The volume of scientific documentation is growing. Just one example is a study conducted by the Baker Institute in Melbourne, Australia, that revealed pet owners enjoy lower blood pressure (than non-pet owners) and are at less risk of heart attacks. In fact, at least according to this study, having a four-legged pal can reduce blood pressure as efficiently as eating a low-salt diet and/or cutting down on alcohol.

An organization that calls itself the Stress Institute confirms what many Americans suspect; the workplace is the number one source of stress in America.

The rate of absenteeism has declined in those lucky offices that welcome dogs every day, according to a study conducted by the American Pet Products Manufacturers Association, Glenville, Conn.

Still, not everyone is so easily persuaded.

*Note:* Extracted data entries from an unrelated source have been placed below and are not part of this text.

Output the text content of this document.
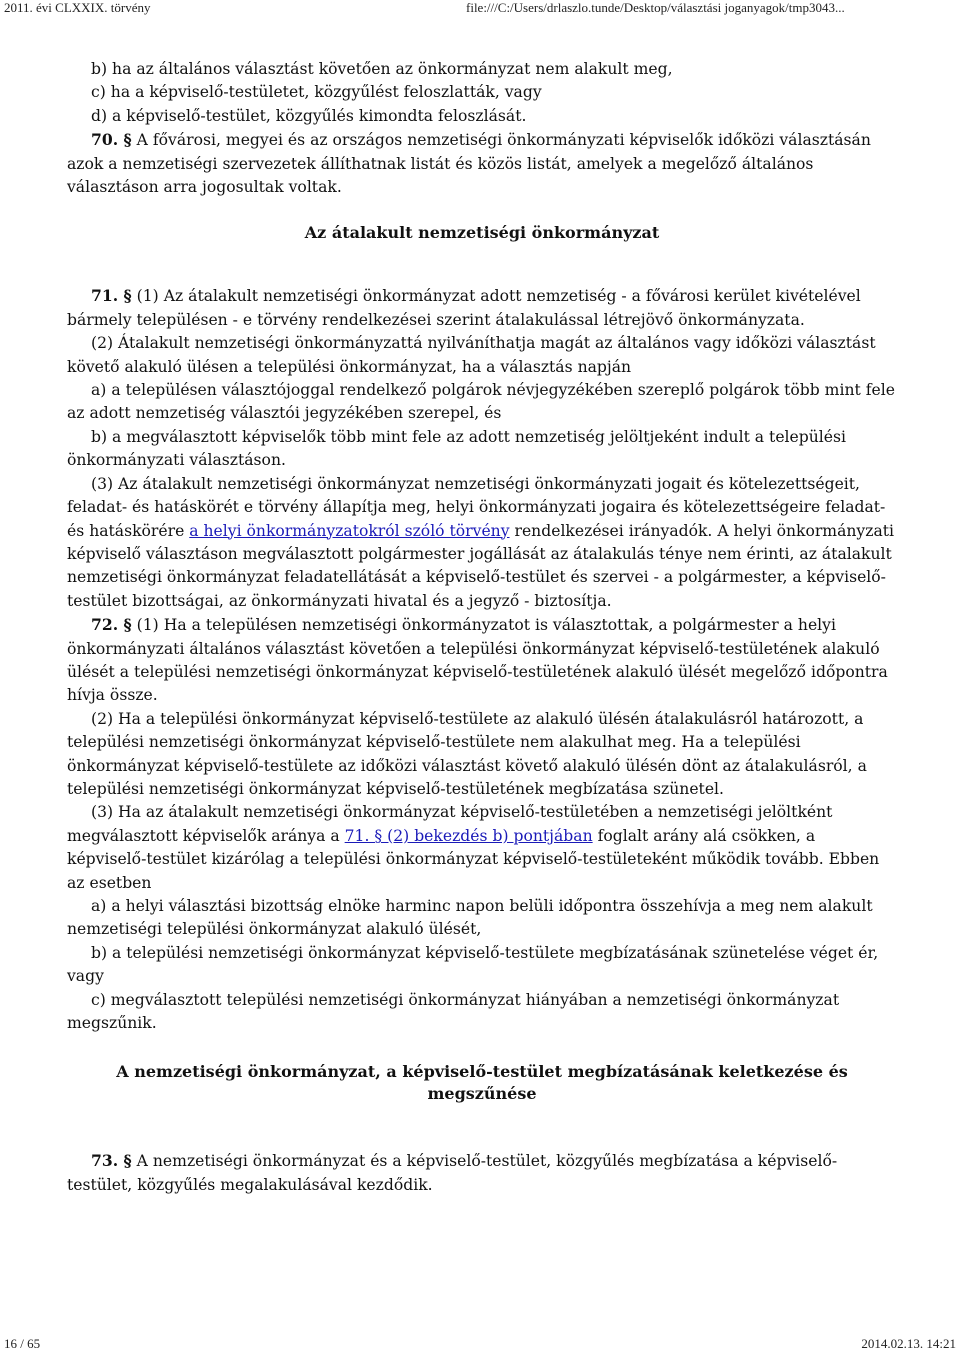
2011. évi CLXXIX. törvény	file:///C:/Users/drlaszlo.tunde/Desktop/választási joganyagok/tmp3043...

b) ha az általános választást követően az önkormányzat nem alakult meg,

c) ha a képviselő-testületet, közgyűlést feloszlatták, vagy

d) a képviselő-testület, közgyűlés kimondta feloszlását.

70. § A fővárosi, megyei és az országos nemzetiségi önkormányzati képviselők időközi választásán azok a nemzetiségi szervezetek állíthatnak listát és közös listát, amelyek a megelőző általános választáson arra jogosultak voltak.

Az átalakult nemzetiségi önkormányzat

71. § (1) Az átalakult nemzetiségi önkormányzat adott nemzetiség - a fővárosi kerület kivételével bármely településen - e törvény rendelkezései szerint átalakulással létrejövő önkormányzata.

(2) Átalakult nemzetiségi önkormányzattá nyilváníthatja magát az általános vagy időközi választást követő alakuló ülésen a települési önkormányzat, ha a választás napján

a) a településen választójoggal rendelkező polgárok névjegyzékében szereplő polgárok több mint fele az adott nemzetiség választói jegyzékében szerepel, és

b) a megválasztott képviselők több mint fele az adott nemzetiség jelöltjeként indult a települési önkormányzati választáson.

(3) Az átalakult nemzetiségi önkormányzat nemzetiségi önkormányzati jogait és kötelezettségeit, feladat- és hatáskörét e törvény állapítja meg, helyi önkormányzati jogaira és kötelezettségeire feladat- és hatáskörére a helyi önkormányzatokról szóló törvény rendelkezései irányadók. A helyi önkormányzati képviselő választáson megválasztott polgármester jogállását az átalakulás ténye nem érinti, az átalakult nemzetiségi önkormányzat feladatellátását a képviselő-testület és szervei - a polgármester, a képviselő-testület bizottságai, az önkormányzati hivatal és a jegyző - biztosítja.

72. § (1) Ha a településen nemzetiségi önkormányzatot is választottak, a polgármester a helyi önkormányzati általános választást követően a települési önkormányzat képviselő-testületének alakuló ülését a települési nemzetiségi önkormányzat képviselő-testületének alakuló ülését megelőző időpontra hívja össze.

(2) Ha a települési önkormányzat képviselő-testülete az alakuló ülésén átalakulásról határozott, a települési nemzetiségi önkormányzat képviselő-testülete nem alakulhat meg. Ha a települési önkormányzat képviselő-testülete az időközi választást követő alakuló ülésén dönt az átalakulásról, a települési nemzetiségi önkormányzat képviselő-testületének megbízatása szünetel.

(3) Ha az átalakult nemzetiségi önkormányzat képviselő-testületében a nemzetiségi jelöltként megválasztott képviselők aránya a 71. § (2) bekezdés b) pontjában foglalt arány alá csökken, a képviselő-testület kizárólag a települési önkormányzat képviselő-testületeként működik tovább. Ebben az esetben

a) a helyi választási bizottság elnöke harminc napon belüli időpontra összehívja a meg nem alakult nemzetiségi települési önkormányzat alakuló ülését,

b) a települési nemzetiségi önkormányzat képviselő-testülete megbízatásának szünetelése véget ér, vagy

c) megválasztott települési nemzetiségi önkormányzat hiányában a nemzetiségi önkormányzat megszűnik.

A nemzetiségi önkormányzat, a képviselő-testület megbízatásának keletkezése és megszűnése

73. § A nemzetiségi önkormányzat és a képviselő-testület, közgyűlés megbízatása a képviselő-testület, közgyűlés megalakulásával kezdődik.

16 / 65	2014.02.13. 14:21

Kathy O’Malley, radio personality at WGN in Chicago thinks the idea is “sweet,” but in reality dogs will be disruptive to the workplace. While talking on the air about the Eighth Annual Take your Daughter To Work Day, held on April 29, she and her on-air partner Judy Markey were prompted by a listener to begin the First Annual Take Your Parents to Work Day, (which took place June 1). The idea caught on, and even Chicago Mayor Richard M. Daley declared an official proclamation to establish the Day.

“Daughters can learn what their parent does, parents can learn this too,” says O’Malley. “They may know your job title – but have no idea what you actually do. We said the parents should visit for about an hour, not disrupt the entire day. Except for cleaning the carpet of muffin stains, I’m not sure there’s a real benefit to taking a dog to the work place.”

“The benefit is being able to showcase my dog,” says Helena Bakum, a product manager for, a financial service Internet company in Boston, Mass. Debo, a 3-year old Newfoundland/Labrador mix will share Bakum’s office. “We’re a company of young professionals, and there are more pictures of dogs on desks than children.”

For better or worse, in increasing numbers, pet owners are humanizing their companion animals; 94 percent of pet owners talk to their furry friend just as they talk to people, and attribute at least some human emotions to their pet, according Dr. Aaron Katcher, professor of psychiatry emeritus, University of Pennsylvania, Philadelphia, and Alan Beck, director of the Center for the Human-Animal Bond, Purdue University, West Lafayette, Ind.

Patti Moran, founder/president of Pet Sitters International (a not-for-profit educational organization for professional pet sitters in King, N.C.) imported the concept of Take Your Dog To Work Day from England last year. She says, “I still challenge anyone who sees that wagging tail not to smile,” she says. “And who can argue that we don’t need more smiles at work?”